How The New Porsche Design Chronograph 1 Utility Is Made
I recently had the chance to try the current Porsche Design Chronograph 1 in its classic guise. You may know that I am a total sucker for base models, so that would be my favorite version. But then the clever guys and gals at PD came up with something new — a Chronograph 1 that looks familiar enough but packs a little extra punch. Namely, the new Chronograph 1 Utility utilizes a high-tech titanium carbide case. This material promises the best that both titanium and ceramics have to offer.
Of course, I would have been more than happy to borrow another 911 and test the new watch on the road. But that would have been more of an indulgence by now than proper horological reporting. So I packed my bags, flew to Zürich, then shuttled to Solothurn. This picturesque Swiss town is home to Porsche Design’s watchmaking atelier. Let’s see how the Chronograph 1 Utility is made!
First things first: what is the Chronograph 1 Utility?
As you may know, the Porsche Design Chronograph 1 became the watch of choice for several armed forces throughout the decades, including the U.S. Air Force. Special versions were produced with certain details changed. For instance, the running seconds sub-dial would feature 60 full markings for more precise readings. Additionally, versions like this one would have the image of a tiger on the dial as well as a “3H” marking to denote the presence of tritium. These military versions of the Chronograph 1 have become quite collectible over time.
Porsche Design wanted to bring back a hardcore version of its Chronograph 1 sans the direct military connotations. Since the new version is aimed at civilians, labeling it “Military” would be insincere. So the new version takes inspiration from its military predecessors but goes by the name “Utility” instead.

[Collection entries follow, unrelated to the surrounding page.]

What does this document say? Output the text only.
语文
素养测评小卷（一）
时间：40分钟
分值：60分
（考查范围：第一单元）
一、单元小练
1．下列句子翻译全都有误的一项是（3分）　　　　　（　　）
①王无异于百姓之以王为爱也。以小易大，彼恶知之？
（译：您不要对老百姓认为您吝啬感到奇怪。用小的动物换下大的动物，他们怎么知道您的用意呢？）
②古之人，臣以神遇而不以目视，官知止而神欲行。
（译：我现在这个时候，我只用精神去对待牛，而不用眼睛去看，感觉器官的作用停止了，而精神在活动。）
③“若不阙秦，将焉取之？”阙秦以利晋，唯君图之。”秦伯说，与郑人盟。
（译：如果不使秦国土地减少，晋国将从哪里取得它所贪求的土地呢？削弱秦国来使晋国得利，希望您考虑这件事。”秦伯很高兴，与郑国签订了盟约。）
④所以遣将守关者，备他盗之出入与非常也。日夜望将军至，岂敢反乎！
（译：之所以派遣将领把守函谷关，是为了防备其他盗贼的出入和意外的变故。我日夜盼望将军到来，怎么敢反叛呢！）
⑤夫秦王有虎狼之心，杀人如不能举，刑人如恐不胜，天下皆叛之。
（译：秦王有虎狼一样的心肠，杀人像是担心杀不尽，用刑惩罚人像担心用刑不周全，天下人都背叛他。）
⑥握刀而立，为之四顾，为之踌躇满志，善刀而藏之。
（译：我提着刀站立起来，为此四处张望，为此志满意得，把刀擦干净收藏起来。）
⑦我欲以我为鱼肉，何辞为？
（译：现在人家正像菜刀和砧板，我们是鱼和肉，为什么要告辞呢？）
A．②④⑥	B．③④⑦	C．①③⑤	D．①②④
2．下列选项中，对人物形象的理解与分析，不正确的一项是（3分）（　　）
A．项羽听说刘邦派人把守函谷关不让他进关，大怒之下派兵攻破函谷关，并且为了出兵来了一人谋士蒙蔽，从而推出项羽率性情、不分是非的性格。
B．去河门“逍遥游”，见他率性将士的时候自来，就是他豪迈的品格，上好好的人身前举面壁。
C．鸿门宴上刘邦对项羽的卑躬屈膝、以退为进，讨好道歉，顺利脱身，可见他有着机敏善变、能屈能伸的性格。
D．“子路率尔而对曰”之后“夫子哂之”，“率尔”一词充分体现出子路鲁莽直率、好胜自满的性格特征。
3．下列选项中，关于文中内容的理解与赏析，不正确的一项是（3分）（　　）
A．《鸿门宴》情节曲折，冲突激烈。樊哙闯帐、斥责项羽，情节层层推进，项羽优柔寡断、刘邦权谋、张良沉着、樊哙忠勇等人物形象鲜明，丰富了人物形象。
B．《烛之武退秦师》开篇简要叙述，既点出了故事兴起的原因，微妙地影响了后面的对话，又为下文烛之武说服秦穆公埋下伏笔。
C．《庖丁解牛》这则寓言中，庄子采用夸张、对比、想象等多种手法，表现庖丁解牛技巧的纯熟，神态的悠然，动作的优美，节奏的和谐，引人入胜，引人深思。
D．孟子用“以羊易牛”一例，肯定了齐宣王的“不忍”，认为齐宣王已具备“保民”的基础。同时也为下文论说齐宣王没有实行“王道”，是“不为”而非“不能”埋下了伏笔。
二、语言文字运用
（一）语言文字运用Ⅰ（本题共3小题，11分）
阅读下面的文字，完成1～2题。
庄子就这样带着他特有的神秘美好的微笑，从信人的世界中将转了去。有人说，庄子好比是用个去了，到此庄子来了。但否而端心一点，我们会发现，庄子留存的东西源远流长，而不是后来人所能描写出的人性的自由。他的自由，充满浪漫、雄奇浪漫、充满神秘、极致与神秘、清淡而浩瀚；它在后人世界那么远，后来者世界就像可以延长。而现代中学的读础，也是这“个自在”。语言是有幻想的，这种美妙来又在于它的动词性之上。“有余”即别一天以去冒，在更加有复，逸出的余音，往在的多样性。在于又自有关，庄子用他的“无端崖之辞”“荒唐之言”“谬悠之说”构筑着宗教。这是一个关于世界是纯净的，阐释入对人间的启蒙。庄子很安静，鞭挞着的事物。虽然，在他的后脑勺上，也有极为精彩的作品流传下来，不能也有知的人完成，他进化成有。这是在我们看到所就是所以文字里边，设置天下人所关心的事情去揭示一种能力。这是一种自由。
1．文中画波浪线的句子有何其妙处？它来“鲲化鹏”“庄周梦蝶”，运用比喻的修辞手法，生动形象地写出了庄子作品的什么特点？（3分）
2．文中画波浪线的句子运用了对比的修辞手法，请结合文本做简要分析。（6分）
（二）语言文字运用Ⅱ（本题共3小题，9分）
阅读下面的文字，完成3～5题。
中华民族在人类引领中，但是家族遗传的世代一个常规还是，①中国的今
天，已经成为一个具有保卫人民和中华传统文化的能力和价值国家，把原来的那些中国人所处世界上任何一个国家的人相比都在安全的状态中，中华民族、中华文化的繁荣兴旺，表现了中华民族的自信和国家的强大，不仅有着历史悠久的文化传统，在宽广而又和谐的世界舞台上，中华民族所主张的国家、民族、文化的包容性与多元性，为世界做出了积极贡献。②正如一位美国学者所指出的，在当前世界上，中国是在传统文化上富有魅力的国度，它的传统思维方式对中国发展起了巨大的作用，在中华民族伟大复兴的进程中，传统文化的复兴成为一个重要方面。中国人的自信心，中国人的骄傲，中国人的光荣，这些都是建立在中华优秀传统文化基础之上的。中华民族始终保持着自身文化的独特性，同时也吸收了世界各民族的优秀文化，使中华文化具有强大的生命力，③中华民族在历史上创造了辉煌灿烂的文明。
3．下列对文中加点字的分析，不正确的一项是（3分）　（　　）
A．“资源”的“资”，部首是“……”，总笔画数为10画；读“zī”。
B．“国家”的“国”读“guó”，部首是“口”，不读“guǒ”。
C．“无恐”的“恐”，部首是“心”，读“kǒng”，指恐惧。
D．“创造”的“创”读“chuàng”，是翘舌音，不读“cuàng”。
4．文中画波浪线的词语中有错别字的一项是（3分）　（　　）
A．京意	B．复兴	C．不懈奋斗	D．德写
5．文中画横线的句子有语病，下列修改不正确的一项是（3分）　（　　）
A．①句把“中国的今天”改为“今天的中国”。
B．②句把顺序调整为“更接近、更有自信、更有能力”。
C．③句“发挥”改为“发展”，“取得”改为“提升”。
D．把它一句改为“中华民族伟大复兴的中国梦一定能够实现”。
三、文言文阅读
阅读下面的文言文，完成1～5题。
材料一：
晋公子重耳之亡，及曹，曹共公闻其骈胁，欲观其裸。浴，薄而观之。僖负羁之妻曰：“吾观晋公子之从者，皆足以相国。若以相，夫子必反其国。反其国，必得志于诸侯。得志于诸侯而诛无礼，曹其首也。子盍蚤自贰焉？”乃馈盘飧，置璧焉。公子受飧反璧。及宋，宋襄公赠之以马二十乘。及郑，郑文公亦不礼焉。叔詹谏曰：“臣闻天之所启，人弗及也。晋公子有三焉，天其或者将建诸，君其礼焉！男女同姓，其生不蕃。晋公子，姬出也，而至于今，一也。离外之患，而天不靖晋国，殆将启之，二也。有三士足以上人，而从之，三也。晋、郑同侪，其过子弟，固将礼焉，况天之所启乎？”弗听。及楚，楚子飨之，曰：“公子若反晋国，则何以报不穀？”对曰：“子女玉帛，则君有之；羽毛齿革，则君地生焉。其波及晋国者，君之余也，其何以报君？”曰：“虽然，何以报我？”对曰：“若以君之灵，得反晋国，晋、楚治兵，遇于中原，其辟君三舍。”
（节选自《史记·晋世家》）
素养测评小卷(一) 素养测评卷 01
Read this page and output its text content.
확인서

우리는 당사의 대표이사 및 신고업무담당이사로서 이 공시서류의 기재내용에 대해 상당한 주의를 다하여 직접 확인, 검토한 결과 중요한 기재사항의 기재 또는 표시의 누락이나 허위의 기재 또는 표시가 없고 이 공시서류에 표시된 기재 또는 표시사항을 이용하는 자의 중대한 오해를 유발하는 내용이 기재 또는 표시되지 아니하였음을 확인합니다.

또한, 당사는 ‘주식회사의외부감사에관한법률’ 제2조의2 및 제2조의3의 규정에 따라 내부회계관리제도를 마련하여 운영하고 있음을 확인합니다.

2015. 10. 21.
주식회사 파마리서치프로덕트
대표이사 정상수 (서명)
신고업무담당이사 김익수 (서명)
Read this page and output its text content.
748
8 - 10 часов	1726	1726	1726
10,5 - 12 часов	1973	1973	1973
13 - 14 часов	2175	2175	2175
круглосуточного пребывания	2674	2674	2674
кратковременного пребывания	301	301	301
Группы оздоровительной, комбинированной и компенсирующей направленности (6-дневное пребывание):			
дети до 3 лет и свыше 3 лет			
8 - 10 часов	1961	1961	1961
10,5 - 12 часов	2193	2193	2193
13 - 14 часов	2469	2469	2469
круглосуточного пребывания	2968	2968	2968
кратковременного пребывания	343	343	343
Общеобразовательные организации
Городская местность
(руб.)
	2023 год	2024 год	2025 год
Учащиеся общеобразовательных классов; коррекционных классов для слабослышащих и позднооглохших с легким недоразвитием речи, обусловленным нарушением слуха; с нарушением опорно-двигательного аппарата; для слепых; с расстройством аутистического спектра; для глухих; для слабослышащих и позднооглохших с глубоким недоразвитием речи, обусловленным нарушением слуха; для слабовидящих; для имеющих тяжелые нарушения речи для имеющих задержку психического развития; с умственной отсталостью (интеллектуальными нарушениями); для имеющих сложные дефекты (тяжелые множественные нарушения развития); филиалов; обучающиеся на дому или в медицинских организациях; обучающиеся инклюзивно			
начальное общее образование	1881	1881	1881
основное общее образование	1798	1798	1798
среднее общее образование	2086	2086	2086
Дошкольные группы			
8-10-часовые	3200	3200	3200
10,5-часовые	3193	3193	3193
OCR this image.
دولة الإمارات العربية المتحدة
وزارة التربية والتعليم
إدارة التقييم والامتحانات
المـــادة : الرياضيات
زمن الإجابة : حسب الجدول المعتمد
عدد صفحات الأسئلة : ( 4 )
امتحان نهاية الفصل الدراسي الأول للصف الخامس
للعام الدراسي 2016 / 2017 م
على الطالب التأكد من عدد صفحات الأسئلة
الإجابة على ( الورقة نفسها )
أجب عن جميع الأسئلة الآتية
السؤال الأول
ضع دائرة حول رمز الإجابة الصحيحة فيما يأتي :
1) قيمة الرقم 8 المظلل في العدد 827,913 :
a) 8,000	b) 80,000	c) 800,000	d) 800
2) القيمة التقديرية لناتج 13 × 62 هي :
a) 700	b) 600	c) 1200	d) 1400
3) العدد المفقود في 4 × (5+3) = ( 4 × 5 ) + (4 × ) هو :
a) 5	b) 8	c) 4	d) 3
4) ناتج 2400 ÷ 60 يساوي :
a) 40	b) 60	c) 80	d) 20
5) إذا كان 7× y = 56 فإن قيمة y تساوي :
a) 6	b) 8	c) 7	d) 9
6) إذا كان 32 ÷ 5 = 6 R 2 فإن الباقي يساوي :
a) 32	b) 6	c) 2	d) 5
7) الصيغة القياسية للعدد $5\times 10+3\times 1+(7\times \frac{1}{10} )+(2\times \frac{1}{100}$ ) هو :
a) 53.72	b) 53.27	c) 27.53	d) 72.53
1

So, what’s new with this one? For starters, at 42.7mm across, it is 1.9mm bigger than the regular Chronograph 1. The Utility comes on a Bund strap made of the same gray leather you can spec for your Porsche car. A white textile strap is part of the full package as well. The dial features a “TiC” icon in place of the “3H” logo. This new marking denotes that the case material is titanium carbide (more on that later). The tiger has been replaced with a mankei — or marmot — inspired by Ferdi Porsche’s Mankeiwirt hideout on the Grossglockner. Inside ticks the Werk 01.240, a flyback version of the heavily modified Valjoux 7750-based caliber.
The titanium carbide case of the Chronograph 1 Utility
You would be forgiven if, upon first glance, you said, “Fine, so they added some stuff to the dial. Who cares?” But it’s the watch case itself where the true significance of this release resides. Although titanium carbide already made its debut in the 2022 Dakar limited edition, it is only now becoming available to the general public. If you wanted a TiC Chronograph 1 before, you had to purchase a certain rally-themed car to get access.
So, what is titanium carbide? Well, according to Porsche Design, it blends the best properties of titanium and ceramics. You get the lightness and toughness of titanium and the hardness and scratch resistance of ceramics. This may sound like IWC’s Ceratanium, but the manufacturing process is entirely different and patented by Porsche Design.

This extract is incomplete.